I might as well have some holes in my understanding too that I am not aware of so I was kind of hesitant to provide a lot of information but here it goes.
Yes that is what I understand from the code.
As I pointed out these two lines are kind of redundant because unionSDR is strongly correlated with activeCells. But I still think adapting the synapses of both lists of columns serves a purpose.
At the start of every pooling iteration, you apply the default SP with the predicted and active cells of the layer below as input. While the active inputs increase the overlaps as usual, the predicted inputs have a higher impact input by using a weight.
# Compute proximal dendrite overlaps with active and active-predicted inputs
overlapsActive = self._calculateOverlap(activeInput)
overlapsPredictedActive = self._calculateOverlap(predictedActiveInput)
totalOverlap = (overlapsActive * self._activeOverlapWeight +
overlapsPredictedActive *
self._predictedActiveOverlapWeight).astype(REAL_DTYPE)
The overlaps of all the columns are calculated.
if learn:
boostFactors = numpy.zeros(self.getNumColumns(), dtype=REAL_DTYPE)
self.getBoostFactors(boostFactors)
boostedOverlaps = boostFactors * totalOverlap
else:
boostedOverlaps = totalOverlap
Then comes the boosting part as in the default SP.
activeCells = self._inhibitColumns(boostedOverlaps)
self._activeCells = activeCells
Then comes the inhibition, again as the default SP. In the end, the pooling layers activates the columns with the highest %X overlap. Until this stage, pooling layer does not consider any prior activation on the input layer, at least not directly. So this activation is named activeCells, actually columns in SP terms.
# Decrement pooling activation of all cells
self._decayPoolingActivation()
The overlaps of active columns also increase the pooling activation of the columns which is a seperate variable. This pooling activation decays in time. So this step applies the decay to the pooling activation variable of all the columns.

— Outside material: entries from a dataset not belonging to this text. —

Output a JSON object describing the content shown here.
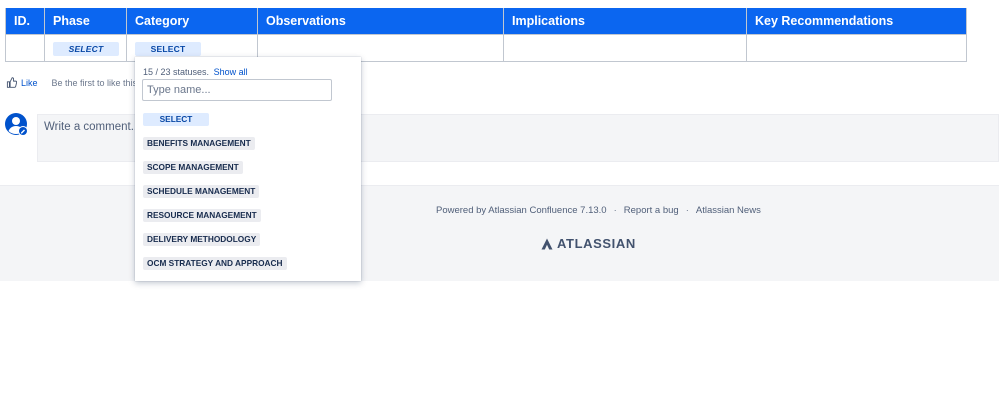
{
  "table": {
    "headers": [
      "ID.",
      "Phase",
      "Category",
      "Observations",
      "Implications",
      "Key Recommendations"
    ],
    "row": {
      "id": "",
      "phase": "SELECT",
      "category": "SELECT",
      "observations": "",
      "implications": "",
      "key_recommendations": ""
    }
  },
  "like": {
    "label": "Like",
    "prompt": "Be the first to like this"
  },
  "comment": {
    "placeholder": "Write a comment..."
  },
  "dropdown": {
    "count": "15 / 23 statuses.",
    "show_all": "Show all",
    "input_placeholder": "Type name...",
    "items": [
      "SELECT",
      "BENEFITS MANAGEMENT",
      "SCOPE MANAGEMENT",
      "SCHEDULE MANAGEMENT",
      "RESOURCE MANAGEMENT",
      "DELIVERY METHODOLOGY",
      "OCM STRATEGY AND APPROACH"
    ]
  },
  "footer": {
    "powered_by": "Powered by Atlassian Confluence 7.13.0",
    "report_bug": "Report a bug",
    "news": "Atlassian News",
    "logo_text": "ATLASSIAN"
  },
  "colors": {
    "header_blue": "#0b66f0",
    "link_blue": "#0052cc",
    "footer_bg": "#f4f5f7"
  }
}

# Update the poolingActivation of current active Union Temporal Pooler cells
self._addToPoolingActivation(activeCells, overlapsPredictedActive)
This is the part where the current overlaps of the current active columns (activeCells) increase their own pooling activation with respect to the strength of the overlap.
# update union SDR
self._getMostActiveCells()
This part finds the top %X amount of columns according to the pooling activation, not the current overlaps. The implementation calls this list of columns unionSDR. The function should be named something like getMostPooledCells to prevent confusion.
In short;
activeCells → columns with the highest overlaps at the current iteration.
unionSDR → columns with the highest pooling activation at the current iteration.
So these two are different lists that are calculated at every iteration. They share some columns because the pooling activations of columns are effected by overlaps. Implicitly, unionSDR is updated by activeCells.
Now, back to those two lines. The implementation adapts the proximal dendrites of the columns in these different lists to the same current input. The adaptation of unionSDR seems obvious as we are doing pooling but I am not sure on the necessity of activeCells here. Hence it seems kind of redundant to me.
Still, adapting synapses of activeCells (columns) helps biasing the learning towards the recent activation. For example, if a column is in both lists than it learns a lot faster than the pooled columns only in unionSDR which may or may not be activated recently.
I am afraid the best way to grasp the whole thing is trying to implement it because it is not straightforward.